Conselho de Ministros aprovou transferência de 1 000 escolas e 43 mil funcionários não docentes para os municípios no quadro da descentralização

MIL OSI

O Conselho de Ministros aprovou os decretos-leis que concretizam a transferência de competências para os municípios no domínio da educação e da cultura, no quadro do programa de descentralização.

O novo quadro de competências, no que diz respeito à educação, «concretiza um modelo de administração e gestão do sistema educativo que respeita a integridade do serviço público de educação, a equidade territorial e a solidariedade intermunicipal e inter-regional no planeamento das ofertas educativas e formativas e na afetação dos recursos públicos».

Na conferência de imprensa do Conselho de Ministros, o Ministro da Administração Interna, Eduardo Cabrita, destacou que esta «é uma peça central do processo de descentralização» e que estão causa 1000 escolas, mais de 3500 edifícios e cerca de 43 mil trabalhadores que passarão para a esfera dos 278 municípios do continente.

O comunicado do Conselho de Ministros refere que «as novas competências incluem o investimento, equipamento e manutenção de edifícios escolares, alargadas a todo o ensino básico e secundário; o fornecimento de refeições nos estabelecimentos do 2.º e 3.º ciclo do ensino básico e do ensino secundário, gerido pelos municípios».

As novas competências incluem também «o recrutamento, seleção e gestão do pessoal não docente, transferindo-se o vínculo do Ministério da Educação para os municípios; e o reforço das competência do Conselho Municipal de Educação».

Eduardo Cabrita afirmou que, de acordo com os valores de 2018, serão transferidos «800 milhões de euros de recursos que hoje são geridos pela Administração Central». 

Os decretos-lei «estabelecem regras de articulação entre os municípios e os responsáveis dos agrupamentos educativos, com novas responsabilidades dos conselhos municipais de educação» e definem ainda a distinção entre o que é considerado «manutenção corrente e intervenções de requalificação de grande dimensão».

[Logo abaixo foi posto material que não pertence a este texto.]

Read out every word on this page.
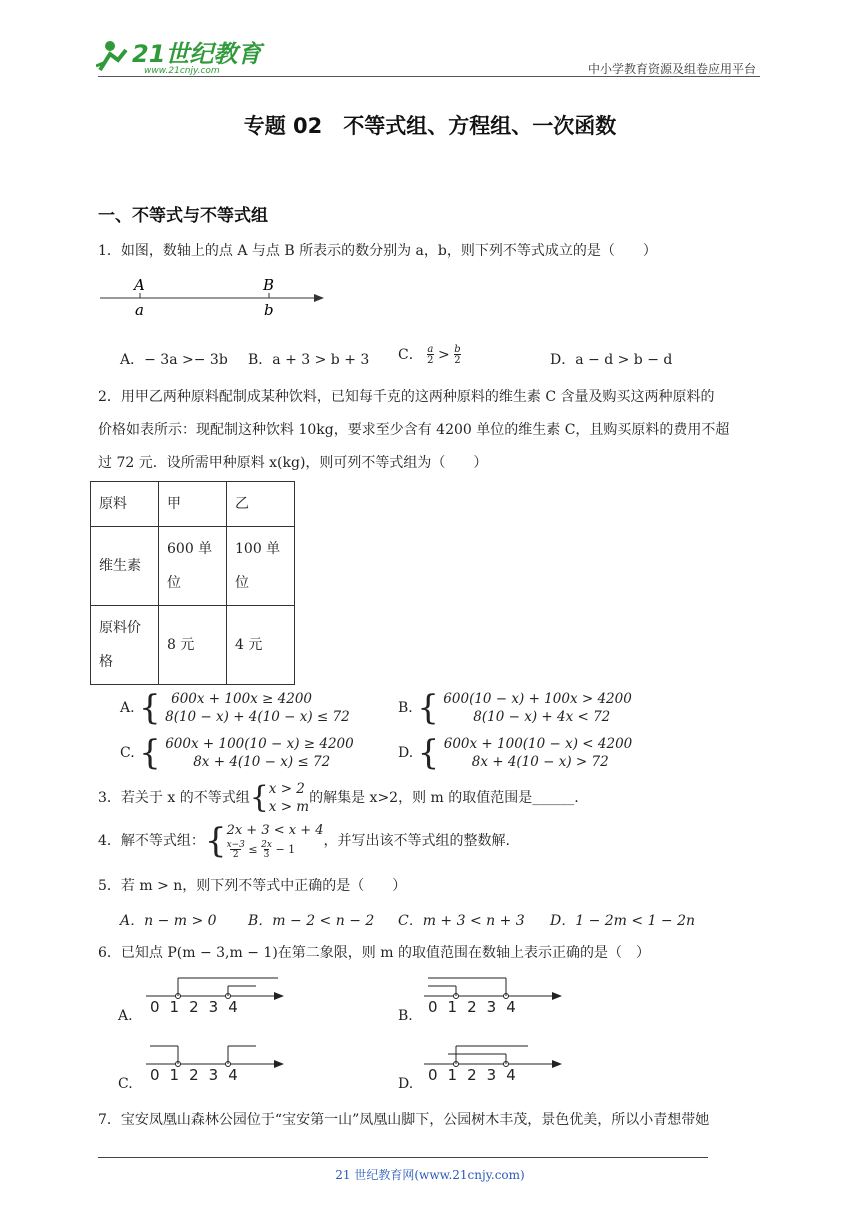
21世纪教育
www.21cnjy.com	中小学教育资源及组卷应用平台
专题 02　不等式组、方程组、一次函数
一、不等式与不等式组
1．如图，数轴上的点 A 与点 B 所表示的数分别为 a，b，则下列不等式成立的是（　　）
A	B
a	b
A．− 3a >− 3b B．a + 3 > b + 3 C． $\frac{a}{2} > \frac{b}{2}$	D．a − d > b − d
2．用甲乙两种原料配制成某种饮料，已知每千克的这两种原料的维生素 C 含量及购买这两种原料的
价格如表所示：现配制这种饮料 10kg，要求至少含有 4200 单位的维生素 C，且购买原料的费用不超
过 72 元．设所需甲种原料 x(kg)，则可列不等式组为（　　）
原料	甲	乙
维生素	600 单位	100 单位
原料价格	8 元	4 元
A. { 600x + 100x ≥ 4200
8(10 − x) + 4(10 − x) ≤ 72
B. { 600(10 − x) + 100x > 4200
8(10 − x) + 4x < 72
C. { 600x + 100(10 − x) ≥ 4200
8x + 4(10 − x) ≤ 72
D. { 600x + 100(10 − x) < 4200
8x + 4(10 − x) > 72
3．若关于 x 的不等式组{ x > 2
x > m
的解集是 x>2，则 m 的取值范围是______.
4．解不等式组：{ 2x + 3 < x + 4
x−3
2  ≤ 2x
3 − 1
，并写出该不等式组的整数解.
5．若 m > n，则下列不等式中正确的是（　　）
A．n − m > 0 B．m − 2 < n − 2 C．m + 3 < n + 3 D．1 − 2m < 1 − 2n
6．已知点 P(m − 3,m − 1)在第二象限，则 m 的取值范围在数轴上表示正确的是（　）
A. 01234	B. 01234
C. 01234	D. 01234
7．宝安凤凰山森林公园位于“宝安第一山”凤凰山脚下，公园树木丰茂，景色优美，所以小青想带她
21 世纪教育网(www.21cnjy.com)
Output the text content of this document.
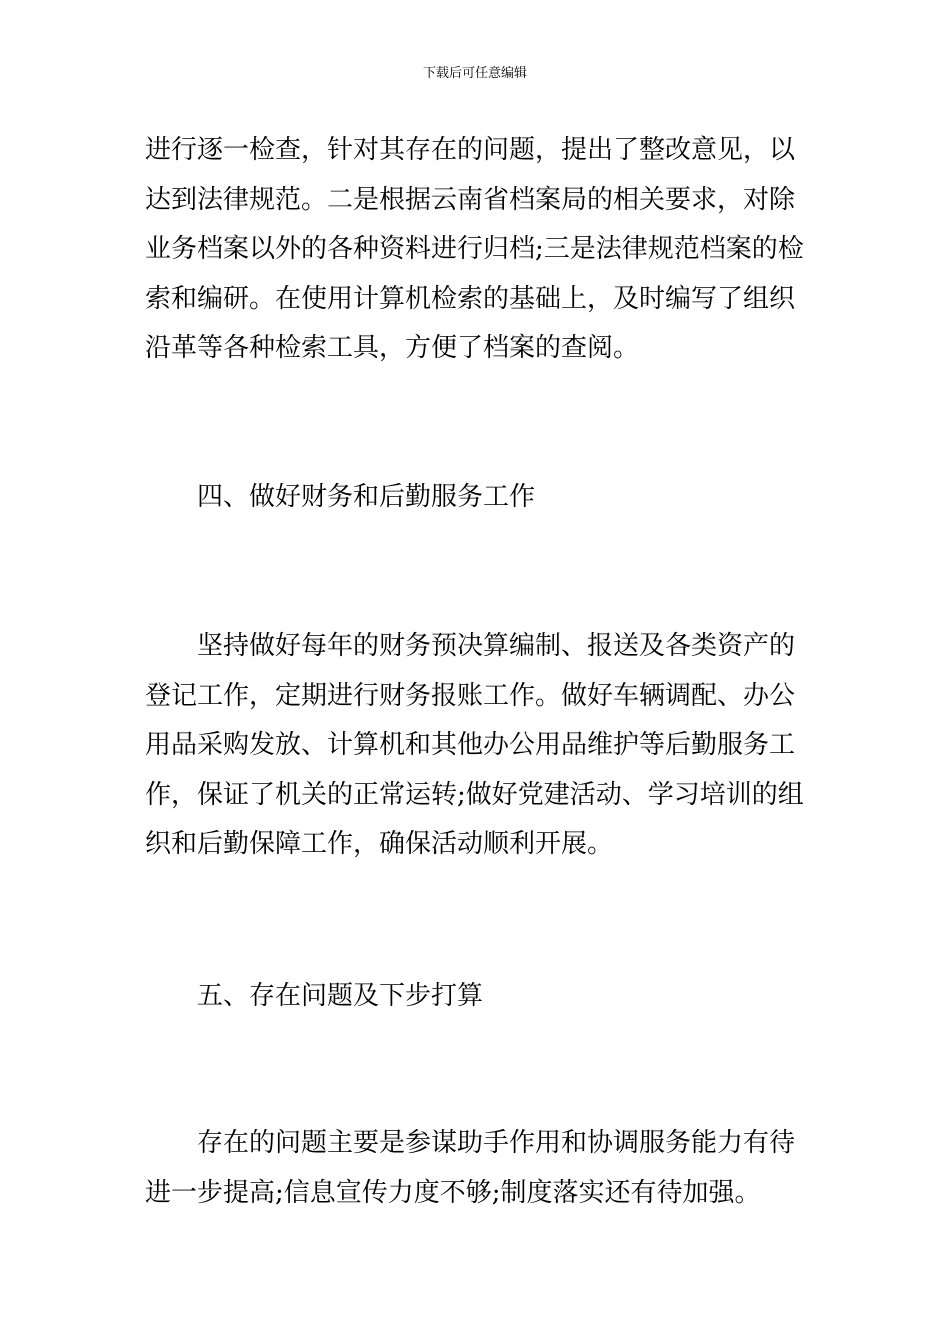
下载后可任意编辑
进行逐一检查，针对其存在的问题，提出了整改意见，以
达到法律规范。二是根据云南省档案局的相关要求，对除
业务档案以外的各种资料进行归档;三是法律规范档案的检
索和编研。在使用计算机检索的基础上，及时编写了组织
沿革等各种检索工具，方便了档案的查阅。
四、做好财务和后勤服务工作
坚持做好每年的财务预决算编制、报送及各类资产的
登记工作，定期进行财务报账工作。做好车辆调配、办公
用品采购发放、计算机和其他办公用品维护等后勤服务工
作，保证了机关的正常运转;做好党建活动、学习培训的组
织和后勤保障工作，确保活动顺利开展。
五、存在问题及下步打算
存在的问题主要是参谋助手作用和协调服务能力有待
进一步提高;信息宣传力度不够;制度落实还有待加强。
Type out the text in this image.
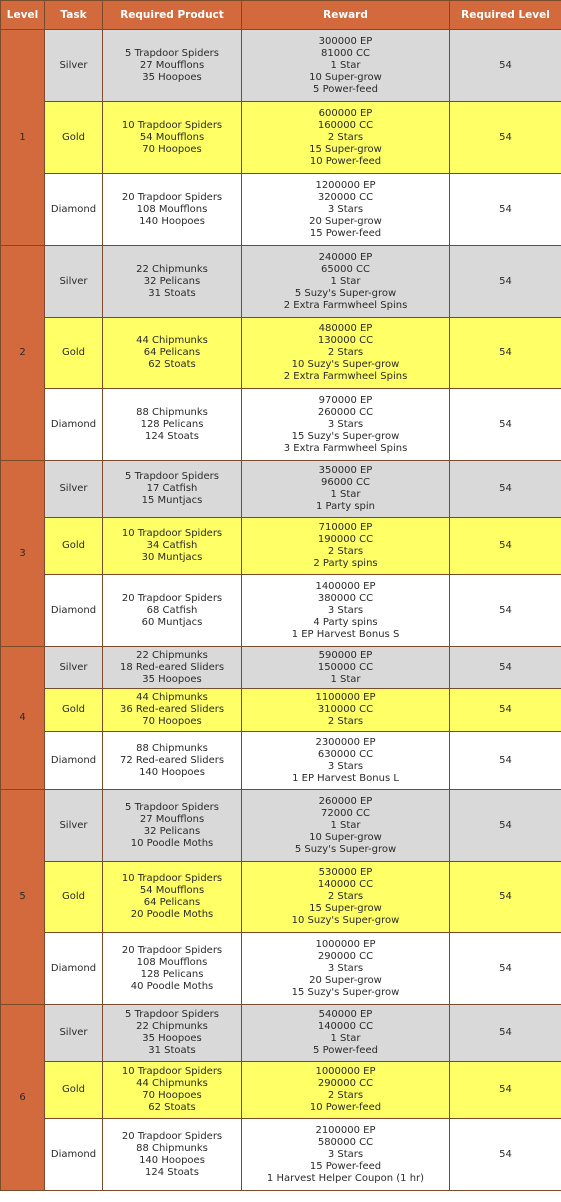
Level	Task	Required Product	Reward	Required Level
1	Silver	5 Trapdoor Spiders
27 Moufflons
35 Hoopoes	300000 EP
81000 CC
1 Star
10 Super-grow
5 Power-feed	54
	Gold	10 Trapdoor Spiders
54 Moufflons
70 Hoopoes	600000 EP
160000 CC
2 Stars
15 Super-grow
10 Power-feed	54
	Diamond	20 Trapdoor Spiders
108 Moufflons
140 Hoopoes	1200000 EP
320000 CC
3 Stars
20 Super-grow
15 Power-feed	54
2	Silver	22 Chipmunks
32 Pelicans
31 Stoats	240000 EP
65000 CC
1 Star
5 Suzy's Super-grow
2 Extra Farmwheel Spins	54
	Gold	44 Chipmunks
64 Pelicans
62 Stoats	480000 EP
130000 CC
2 Stars
10 Suzy's Super-grow
2 Extra Farmwheel Spins	54
	Diamond	88 Chipmunks
128 Pelicans
124 Stoats	970000 EP
260000 CC
3 Stars
15 Suzy's Super-grow
3 Extra Farmwheel Spins	54
3	Silver	5 Trapdoor Spiders
17 Catfish
15 Muntjacs	350000 EP
96000 CC
1 Star
1 Party spin	54
	Gold	10 Trapdoor Spiders
34 Catfish
30 Muntjacs	710000 EP
190000 CC
2 Stars
2 Party spins	54
	Diamond	20 Trapdoor Spiders
68 Catfish
60 Muntjacs	1400000 EP
380000 CC
3 Stars
4 Party spins
1 EP Harvest Bonus S	54
4	Silver	22 Chipmunks
18 Red-eared Sliders
35 Hoopoes	590000 EP
150000 CC
1 Star	54
	Gold	44 Chipmunks
36 Red-eared Sliders
70 Hoopoes	1100000 EP
310000 CC
2 Stars	54
	Diamond	88 Chipmunks
72 Red-eared Sliders
140 Hoopoes	2300000 EP
630000 CC
3 Stars
1 EP Harvest Bonus L	54
5	Silver	5 Trapdoor Spiders
27 Moufflons
32 Pelicans
10 Poodle Moths	260000 EP
72000 CC
1 Star
10 Super-grow
5 Suzy's Super-grow	54
	Gold	10 Trapdoor Spiders
54 Moufflons
64 Pelicans
20 Poodle Moths	530000 EP
140000 CC
2 Stars
15 Super-grow
10 Suzy's Super-grow	54
	Diamond	20 Trapdoor Spiders
108 Moufflons
128 Pelicans
40 Poodle Moths	1000000 EP
290000 CC
3 Stars
20 Super-grow
15 Suzy's Super-grow	54
6	Silver	5 Trapdoor Spiders
22 Chipmunks
35 Hoopoes
31 Stoats	540000 EP
140000 CC
1 Star
5 Power-feed	54
	Gold	10 Trapdoor Spiders
44 Chipmunks
70 Hoopoes
62 Stoats	1000000 EP
290000 CC
2 Stars
10 Power-feed	54
	Diamond	20 Trapdoor Spiders
88 Chipmunks
140 Hoopoes
124 Stoats	2100000 EP
580000 CC
3 Stars
15 Power-feed
1 Harvest Helper Coupon (1 hr)	54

Responsabilidades do Governo na educação

O Ministro da Educação, Tiago Brandão Rodrigues, sublinhou que «continuará a competir ao Governo definir as questões curriculares, as orientações pedagógicas, a rede de oferta formativa e a seleção e gestão do pessoal docente».

Os agrupamentos de escola continuam a trabalhar as questões pedagógicas, garantindo o respeito integral «da autonomia científica e pedagógica dos agrupamentos de escolas e escolas não agrupadas».

«Aos órgãos municipais compete a gestão das infraestruturas, do pessoal não-docente, da Escola a Tempo Inteiro, dos transportes escolares. Tudo o que nos últimos 30 anos serviu para alicerçar uma grande experiência dos municípios na passagem de competências», acrescentou.

Brandão Rodrigues reiterou que «o que é feito aqui é – salvaguardando a equidade territorial, a autonomia das escolas e o exercício da profissão docente e o processo pedagógico – transferir o segundo e o terceiro ciclos do ensino básico e o ensino secundário para os municípios».

Transferência de competências na cultura

O comunicado do Conselho de Ministros refere também que no domínio da cultura «são transferidas competências de gestão, valorização e conservação de parte do património cultural que, sendo classificado, se considere de âmbito local e dos museus que não sejam classificados como museus nacionais, assim como a competência de gestão dos recursos humanos afetos àquele património cultural e aos museus». 

«Prevê-se, ainda, a transferência de competências relativas ao controlo prévio e fiscalização de espetáculos de natureza artística», acrescenta.

Estes diplomas vêm complementar o pacote de medidas já aprovadas no âmbito do processo de transferência de competências para as autarquias locais e para as entidades intermunicipais previsto na Lei-Quadro da Descentralização, publicada a 16 de agosto.

Os municípios têm até 2021 para integrar estas competências, podendo fazê-lo progressivamente durante os próximos anos.